(Last Updated on : 21/07/2010)
The twenty-fourth yoga sutra speaks about the final realisation of consciousness and its journey towards emancipation, leaving behind the senses of worldly pleasures. Though its primary aim is to satisfy its own intermingled desires, it always exists for the seer. Consciousness is tied down both its own natural disposition and by the seer, and is generally bogged down by worldly impressions that it accumulates along the way. Though its primary aim is to gratify its own Lord, yet it also understands that it needs to be cultured and moves towards the path of self-realisation. And this can be assuredly achieved through strict and honest yogic practice.
knowledge derived from memory, impressions, desires, trust
variegated, filled with, equipped
for the sake of another
well knitted, firmly united, closely allied
on account of it, because of it
Though the framework of consciousness is interwoven with innumerable desires and subconscious impressions, it exists for the seer on account of its proximity to the seer as well as to the objective world.
Though consciousness has been fogged with impressions (samskaras) throughout eternity, its aim is not only to satisfy the desires of the senses (bhoga), but also to further the emancipation (apavarga) of the soul.
Consciousness is tied by a hidden force both to the seer and to nature. It is well equipped to reach the seer, though it has no ambition of its own except to serve its Lord.

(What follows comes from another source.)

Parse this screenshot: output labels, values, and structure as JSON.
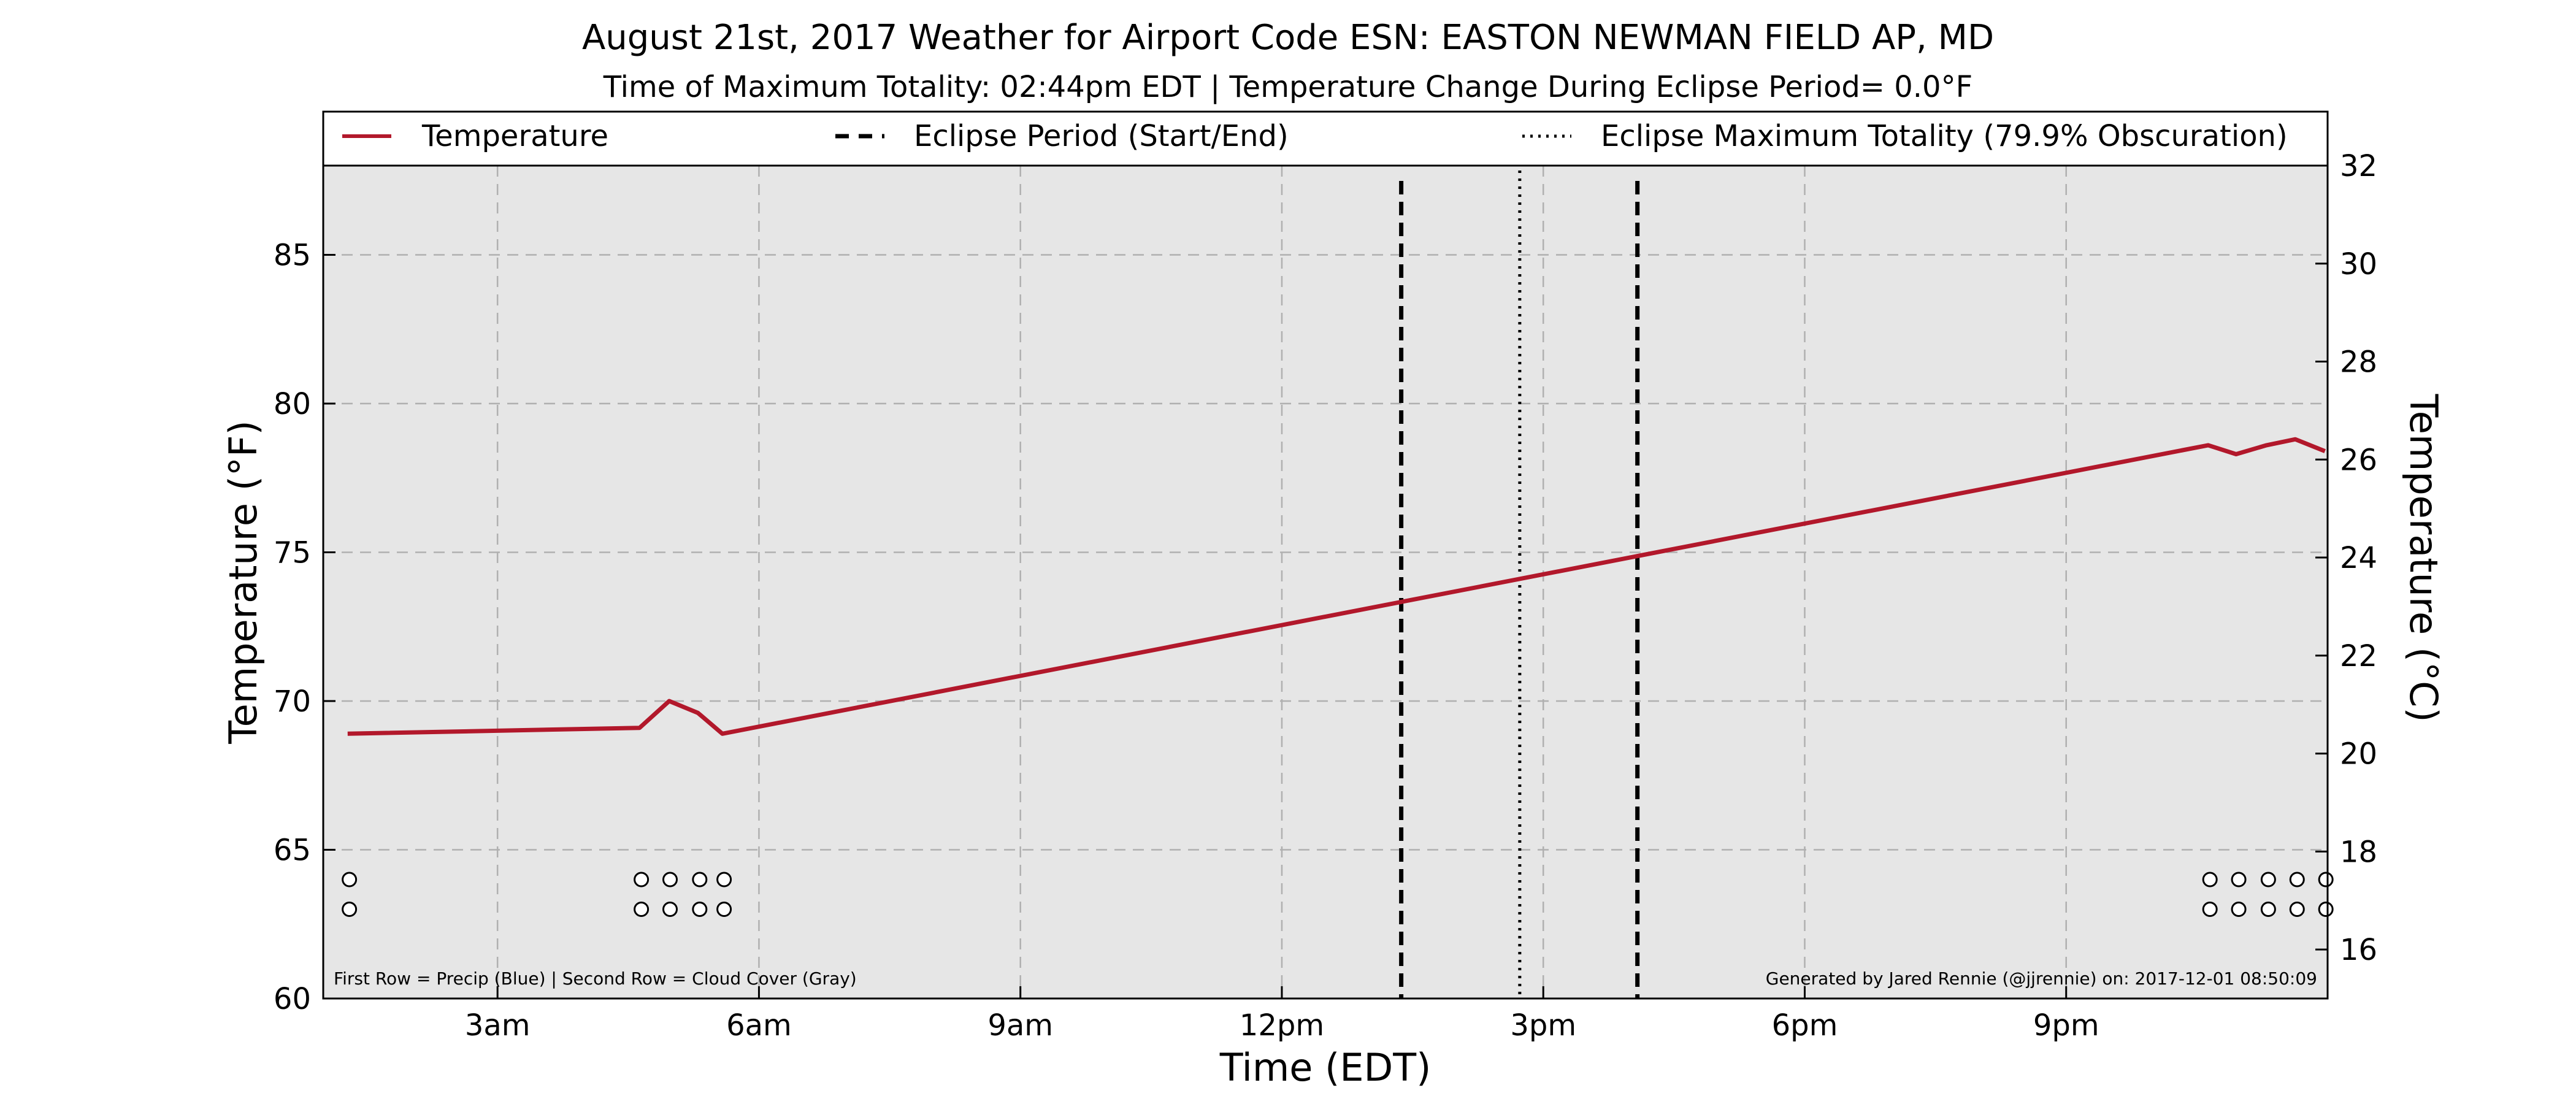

Consciousness has innumerable inclinations and impressions derived from memory, among which longing for pleasures and freedom from pleasures stand out. They are desired impressions. From this, it becomes clear that consciousness, being close to nature and spirit, feels that it does not exist for its own sake but for the sake of purusa and prakrti. In the same way that a lover of God offers food, clothes and comforts as if they were essential to God, consciousness wants to satisfy its Lord with the pleasures of the world. Once consciousness is cultured through yogic discipline, it becomes matured and illumined. It realises that the seer is not interested in objects of pleasure and opts to serve with disengagement. Now that it comprehends its inner value, it realises the triviality of nature's pleasures and turns towards the path of Self-Realisation. Thus transformed, it begins its journey towards emancipation.
If one's karmas are good, they awaken curiosity and guide it towards the path of kaivalya; they reward one's effort with the vision of the soul. Yogic practices speed up this process, beginning with the conquering of the body and ending in the vision of the soul. This is salvation.